Despite the successful use of the radiopharmaceutical radium-223 dichloride ([Ra]RaCl) for targeted alpha therapy of castration-resistant prostate cancer patients with bone metastases, some short-term side effects, such as diarrhea and vomiting, have been documented, causing patient discomfort. Hence, we prepared a nanosized micellar solution of [Ra]RaCl and evaluated its biodistribution, pharmacokinetics, and induced biochemical changes in healthy mice up to 96 h after intraperitoneal administration as an alternative to overcome the previous limitations. In addition, we evaluated the bone specificity of micellar [Ra]RaCl in patient-derived xenografts in the osteosarcoma model. The biodistribution studies revealed the high bone-targeting properties of the micellar [Ra]RaCl. Interestingly, the liver uptake remained significantly low (%ID/g = 0.1-0.02) from 24 to 96 h after administration. In addition, the micellar [Ra]RaCl exhibited a significantly higher uptake in left (%ID/g = 0.85-0.23) and right (%ID/g = 0.76-0.24) kidneys than in small (%ID/g = 0.43-0.06) and large intestines (%ID/g = 0.24-0.09) over time, suggesting its excretion pathway is primarily through the kidneys into the urine, in contrast to the non-micellar [Ra]RaCl. The micellar [Ra]RaCl also had low distribution volume (0.055 ± 0.003 L) and longer elimination half-life (28 ± 12 days). This nanosystem was unable to change the enzymatic activities of alanine aminotransferase, aspartate aminotransferase, gamma GT, glucose, and liquiform lipase in the treated mice. Finally, microscopic examination of the animals' osteosarcoma tumors treated with micellar [Ra]RaCl indicated regression of the tumor, with large areas of necrosis. In contrast, in the control group, we observed tumor cellularity and cell anaplasia, mitotic figures and formation of neoplastic extracellular bone matrix, which are typical features of osteosarcoma. Therefore, our findings demonstrated the efficiency and safety of nanosized micellar formulations to minimize the gastrointestinal excretion pathway of the clinical radiopharmaceutical [Ra]RaCl, in addition to promoting regression of the osteosarcoma. Further studies must be performed to assess dose-response outcomes and organ/tissue dosimetry for clinical translation.
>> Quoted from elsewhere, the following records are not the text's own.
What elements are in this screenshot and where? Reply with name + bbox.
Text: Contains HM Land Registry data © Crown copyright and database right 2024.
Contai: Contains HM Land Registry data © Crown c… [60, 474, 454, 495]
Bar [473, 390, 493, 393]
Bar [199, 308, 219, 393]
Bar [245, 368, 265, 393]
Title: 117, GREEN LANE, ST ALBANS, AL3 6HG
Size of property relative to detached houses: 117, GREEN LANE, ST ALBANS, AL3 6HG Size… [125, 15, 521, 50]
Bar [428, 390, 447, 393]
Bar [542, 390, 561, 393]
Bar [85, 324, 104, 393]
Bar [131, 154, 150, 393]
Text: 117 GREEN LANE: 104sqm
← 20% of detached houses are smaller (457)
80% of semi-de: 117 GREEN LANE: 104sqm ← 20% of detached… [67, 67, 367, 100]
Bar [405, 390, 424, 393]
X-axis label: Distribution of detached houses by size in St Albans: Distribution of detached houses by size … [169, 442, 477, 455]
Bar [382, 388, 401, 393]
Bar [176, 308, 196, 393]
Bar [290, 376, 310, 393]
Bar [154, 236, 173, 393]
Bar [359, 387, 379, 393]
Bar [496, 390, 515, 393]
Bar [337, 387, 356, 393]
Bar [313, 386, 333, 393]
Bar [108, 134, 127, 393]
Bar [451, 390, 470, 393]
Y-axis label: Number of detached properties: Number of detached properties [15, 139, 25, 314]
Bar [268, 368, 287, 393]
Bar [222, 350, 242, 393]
尽管放射性药物镭-223 二氯化物([Ra]RaCl)在有骨转移的去势抵抗性前列腺癌患者的靶向α治疗中取得了成功,但已记录到一些短期副作用,如腹泻和呕吐,导致患者不适。因此,我们制备了[Ra]RaCl 的纳米胶束溶液,并评估了其在健康小鼠中的生物分布、药代动力学和在腹腔给药后 96 小时内引起的生化变化,作为克服先前局限性的替代方法。此外,我们还评估了胶束[Ra]RaCl 在骨肉瘤模型中患者来源异种移植中的骨特异性。生物分布研究表明,胶束[Ra]RaCl 具有很高的骨靶向特性。有趣的是,从给药后 24 至 96 小时,肝脏摄取率(%ID/g=0.1-0.02)仍显著较低。此外,与小(%ID/g=0.43-0.06)和大(%ID/g=0.24-0.09)肠相比,胶束[Ra]RaCl 在左(%ID/g=0.85-0.23)和右(%ID/g=0.76-0.24)肾脏中的摄取率随时间显著增加,这表明其排泄途径主要是通过肾脏进入尿液,与非胶束[Ra]RaCl 不同。胶束[Ra]RaCl 的分布容积也较低(0.055±0.003 L),消除半衰期较长(28±12 天)。该纳米系统未能改变接受治疗的小鼠中丙氨酸氨基转移酶、天冬氨酸氨基转移酶、γ-GT、葡萄糖和液化脂肪酶的酶活性。最后,用胶束[Ra]RaCl 治疗的骨肉瘤肿瘤动物的显微镜检查表明肿瘤消退,有大面积坏死。相比之下,在对照组中,我们观察到肿瘤细胞密度和细胞异形性、有丝分裂和肿瘤细胞外骨基质的形成,这是骨肉瘤的典型特征。因此,我们的研究结果表明,纳米胶束制剂的效率和安全性可最大程度地减少临床放射性药物[Ra]RaCl 的胃肠道排泄途径,此外还可促进骨肉瘤的消退。必须进行进一步的研究来评估剂量反应结果和器官/组织剂量学,以实现临床转化。